Rates Become The Source of Risk Again

Mark Holman

Mark Holman

Partner, CEO & Portfolio Management

Meet Mark


From time to time, Treasury yields actually become the source of risk for financial markets, which happened in Q1 this year and is reoccurring now.

These periods can be quite uncomfortable, as normal correlations tend to break down, resulting in unwanted experiences for investors. The good news is that periods of heightened volatility tend to be relatively short, but they can also be quite sharp. Hence, investors need to prepare for some volatility,  hopefully possessing enough liquidity to take advantage of any opportunities. We think the market is well prepared to buy the dip as plenty of cash exists on the side-lines, but we all know that investor appetite can dampen very quickly, especially when markets become uncomfortable and hard to read.

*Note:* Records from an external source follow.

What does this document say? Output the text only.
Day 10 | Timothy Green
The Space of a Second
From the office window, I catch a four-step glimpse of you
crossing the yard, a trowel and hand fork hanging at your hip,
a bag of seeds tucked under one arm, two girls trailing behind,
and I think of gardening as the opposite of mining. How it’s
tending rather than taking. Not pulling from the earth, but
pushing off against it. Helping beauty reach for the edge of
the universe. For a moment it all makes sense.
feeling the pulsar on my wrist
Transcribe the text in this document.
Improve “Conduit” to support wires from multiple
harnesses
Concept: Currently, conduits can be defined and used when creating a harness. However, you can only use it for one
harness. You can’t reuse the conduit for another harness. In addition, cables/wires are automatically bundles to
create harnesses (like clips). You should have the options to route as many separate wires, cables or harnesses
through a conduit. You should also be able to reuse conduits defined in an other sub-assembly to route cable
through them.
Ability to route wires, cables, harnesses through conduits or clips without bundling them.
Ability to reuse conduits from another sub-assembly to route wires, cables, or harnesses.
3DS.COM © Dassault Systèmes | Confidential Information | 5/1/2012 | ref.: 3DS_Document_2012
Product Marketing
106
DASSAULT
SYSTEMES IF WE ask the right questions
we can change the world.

We think this could be where we are heading in Q4, but we also believe this represents an opportunity to improve portfolios.

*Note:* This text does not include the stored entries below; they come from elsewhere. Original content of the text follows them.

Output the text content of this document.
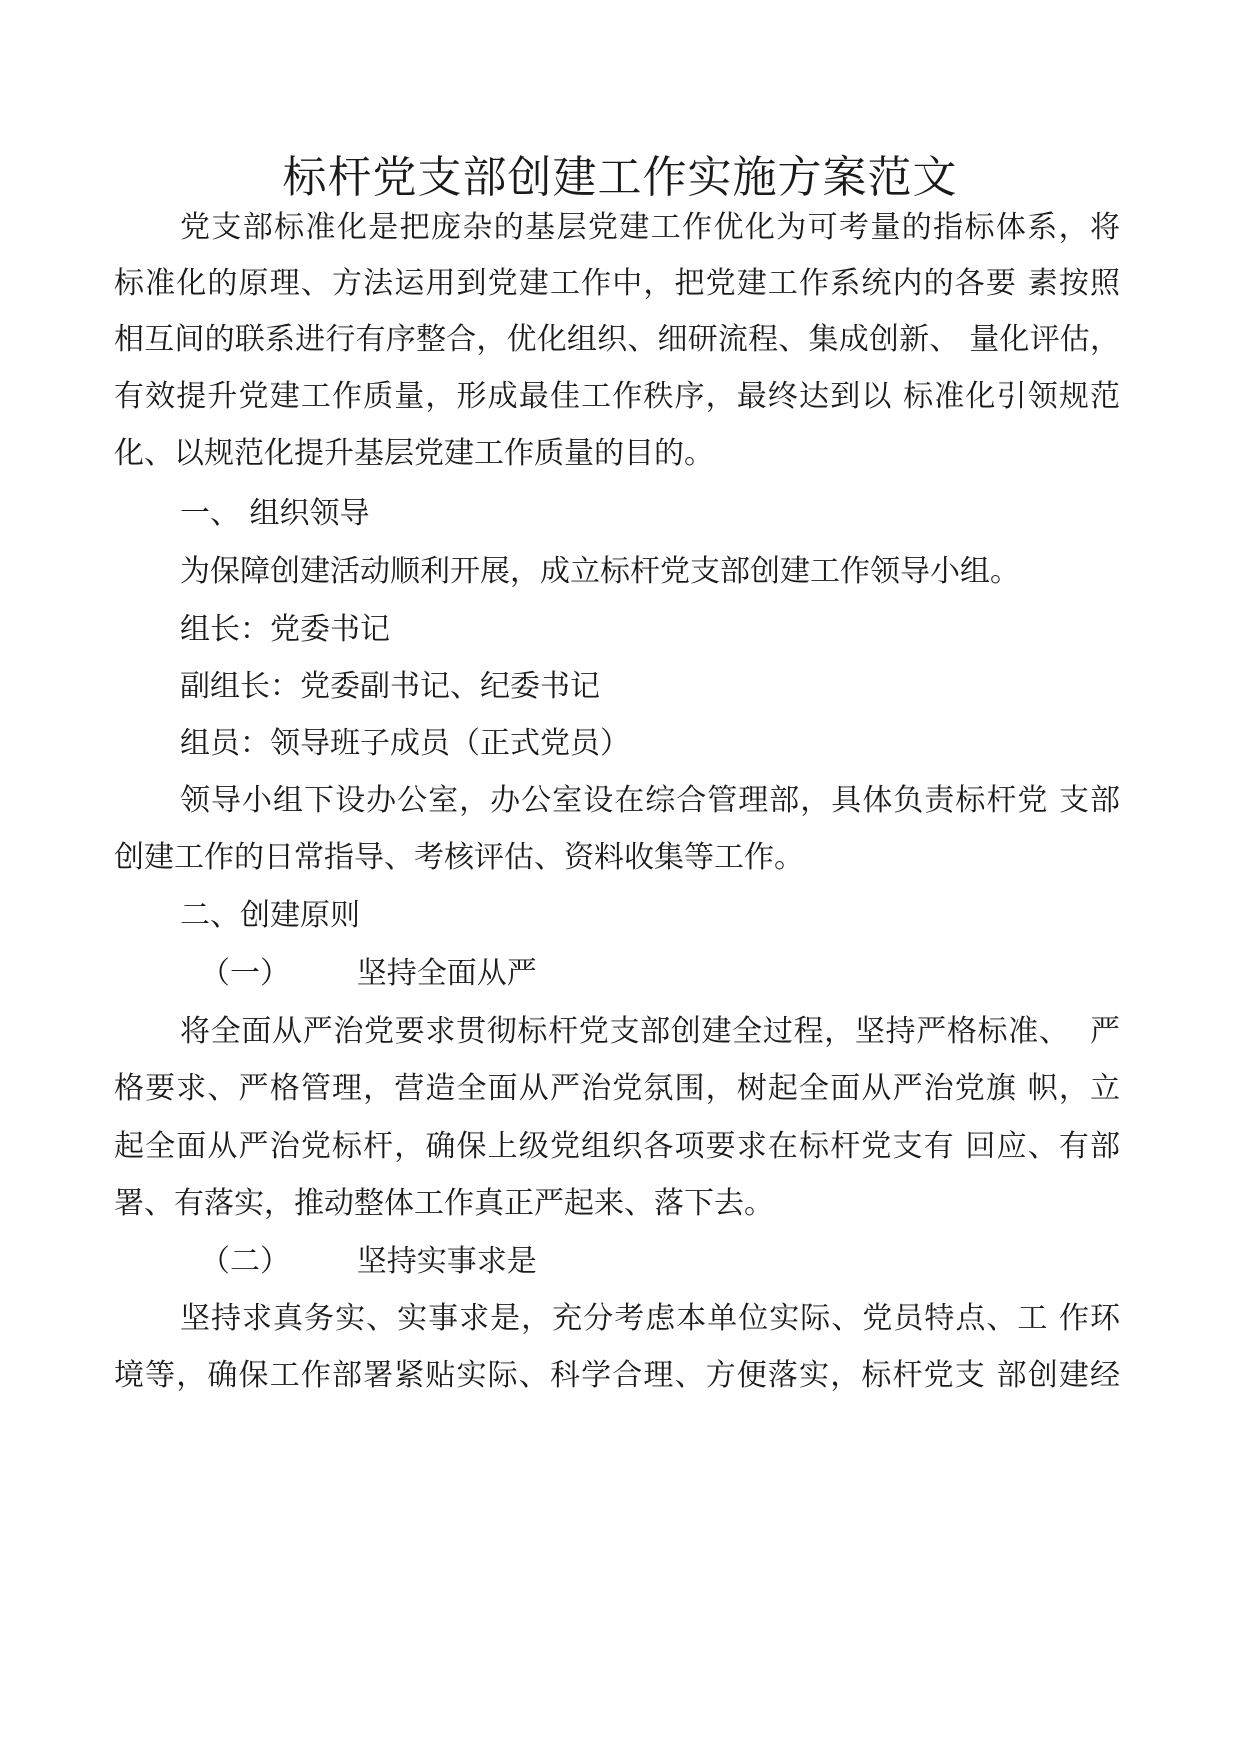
标杆党支部创建工作实施方案范文
党支部标准化是把庞杂的基层党建工作优化为可考量的指标体系，将
标准化的原理、方法运用到党建工作中，把党建工作系统内的各要 素按照
相互间的联系进行有序整合，优化组织、细研流程、集成创新、 量化评估，
有效提升党建工作质量，形成最佳工作秩序，最终达到以 标准化引领规范
化、以规范化提升基层党建工作质量的目的。
一、 组织领导
为保障创建活动顺利开展，成立标杆党支部创建工作领导小组。
组长：党委书记
副组长：党委副书记、纪委书记
组员：领导班子成员（正式党员）
领导小组下设办公室，办公室设在综合管理部，具体负责标杆党 支部
创建工作的日常指导、考核评估、资料收集等工作。
二、创建原则
（一）       坚持全面从严
将全面从严治党要求贯彻标杆党支部创建全过程，坚持严格标准、  严
格要求、严格管理，营造全面从严治党氛围，树起全面从严治党旗 帜，立
起全面从严治党标杆，确保上级党组织各项要求在标杆党支有 回应、有部
署、有落实，推动整体工作真正严起来、落下去。
（二）       坚持实事求是
坚持求真务实、实事求是，充分考虑本单位实际、党员特点、工 作环
境等，确保工作部署紧贴实际、科学合理、方便落实，标杆党支 部创建经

So, what is causing rates to become the primary source of risk once again, and what will bring it to an end?

One reason for amplified market angst is Treasury yields have rarely been monitored so closely by so many. The move which caused the present bout of uncertainty is a mere 20 basis point jump in the 10-year yield, from 1.3% to 1.50% in the last week. In the grand scheme of things, a 20 basis point move is not a lot; however, as a percentage of the total current yield, it certainly is, and this price move actually eradicates more than a year's return in the asset. Additionally, investors perceive the speed of this price move as unsettling and fear the possibility of similarly rapid jumps in yield. If the yield moves to 1.75% by year-end, the market would simply digest a steady increase, but if the 10-year yield hits 1.60% by the end of next week and 1.70% by the week after, then markets should expect a bumpy ride as we head into the calendar's most volatile month.

Back in Q1, investors were spooked by the rapid deployment of the vaccine, particularly in the US, which would foster bumper economic growth in the second half of the year. This time we are experiencing a slowing of growth, albeit from high levels, for many reasons. But clearly, the market expects inflation to persist for a longer period than Fed officials keep telling us. At the same time, the Fed look almost committed to begin tapering from the November meeting. In addition, while the vast majority of economists are forecasting higher yields by year-end, currently, investors are not as fully positioned for this outcome as they were by the end of Q1. So, as the short base is not fully positioned, yields should grind higher as evidence of non-transitory inflation becomes more explicit in Q4.

In summary, for the moment, at least, the inflationary story is winning over the 'slowing growth' message. For current yield pressures to abate, this important dynamic will need to reverse. Either that, or the short base builds to create buyers as in Q2, but in our opinion, the latter will not happen until yields are a bit higher.

The consequence is, that for the next couple of weeks at least, we may be in for a seasonal bumpy ride.